Machine Learning (algorithm)
A heterogeneous task scheduling and deep model acceleration research in software-hardware integrated system
The software-hardware integrated solution combines the end-side solution with Alibaba Cloud's existing cloud-side integrated solution to form a multi-layered architecture of cloud, edge, and end collaboration. This architecture is particularly suitable for the complex and hierarchical business in the city brain solutions. Different levels of business are mapped to the cloud side, the edge side, or the end side with an optimal solution to form a unified solution to reduce operating costs, reduce energy consumption, and improve user experience. We hope to achieve task scheduling of the integrated system with multi-objective optimization methods, achieve inference acceleration through model compression algorithms to reduce hardware costs, and reduce algorithm adaptation costs through online learning algorithms.
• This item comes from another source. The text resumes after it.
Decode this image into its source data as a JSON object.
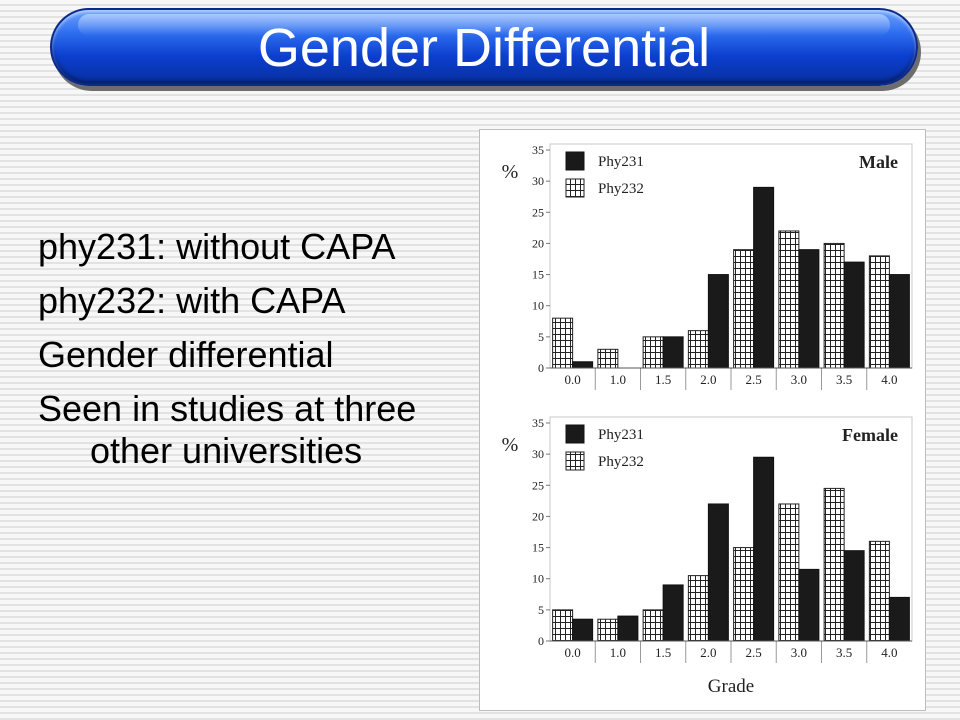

The integrated system usually consists of heterogeneous devices. The computing power and energy consumption of heterogeneous computing devices are different. At the same time, the network connection in the devices also has diverse bandwidth and delay. A complex computing task requires multiple devices at different levels to cooperate. We hope to solve the problem that dispatching a task to multi-level devices. In order to select the optimal scheduling strategy, we can define multi-dimensional measurement methods such as computing power, delay, bandwidth, and energy consumption. However, the complexity of reality usually requires us to achieve the optimization in multiple dimensions at the same time. For this reason, we need to study the task scheduling algorithm of the software-hardware integrated system based on multi-objective optimization.
Deep learning models require a lot of computing power and memory comsumption. In a software-hardware integrated system, large-scale deep models will be challenged when they are performing real-time inference, running models on the device side, and running models with limited computing resources. Model compression is an important method to improve inference efficiency and reduce runtime memory usage. How to efficiently generate models with smaller scale, higher memory utilization, lower energy consumption, faster inference speed, and minimal loss of inference accuracy through quantification, pruning, distillation, and neural architecture search on the model is an important topic in the integrated solution.
The deep learning models deployed on the end-side generally need to be trained with local samples. As products are broadly promoted, adaptation costs will increase dramatically. How to reduce the cost of model local adaptation through online self-learning is an important topic in the software-hardware integrated solution. We hope to reduce the labor cost of localized deployment through online adaptive sample collection and model training algorithms.
With the development of edge chips, it is possible to make model inferences at the edge. With the needs of applications, more and more scenarios require inference on the edge to meet the application's requirements for inference speed and network bandwidth. Nevertheless, inference at the edge still requires a balance between speed and accuracy.
There are many works that apply an existing model to the edge for online inference. For example, by using model compression and model quantization, the existing large networks such as resnet50, vgg, etc. are compressed and quantized, so that they can be used on edge devices Obtain a higher calculation speed; the other is to directly design a model with a smaller amount of calculation, such as mobilenetv1～v4, shufflenet v1～v2, mnasnet and so on.
However, both of these methods will reduce the accuracy of the model. But in fact, we can make full use of time domain information, and with the help of cloud resources, it is expected that higher accuracy can be obtained on devices with limited computing power. For example, we can use cloud low-frequency detection. By sending the edge image to the cloud at a lower frequency, the cloud uses a high-precision model to calculate the large-size features, and the end-side compares its own features with the cloud's large size. The dimensional feature is fused, which not only takes advantage of the fact that cloud reasoning cannot be real-time but high precision, but also takes advantage of the end-to-side computing power but is faster. Through feature fusion, a high inference speed and accuracy is obtained. model.
In short, we hope to realize the task scheduling algorithm of the cloud-side-end integrated system; realize inference acceleration through model compression algorithm and reduce hardware cost; reduce the adaptation cost of the algorithm through online learning algorithm; and improve the algorithm performance through cloud-side feature fusion.
- A multi-objective optimized task scheduling algorithm for cloud-side-end integrated system
- A Method for Accelerating Deep Neural Network inference
- A Method of Online Learning to Reduce Adaptation Cost
- A method of cloud edge feature fusion to improve algorithm performance
Related Research Topics
- Neural network architecture search
- Online learning for object detection and tracking
Suggested Collaboration Method
AIR (Alibaba Innovative Research), one-year collaboration project.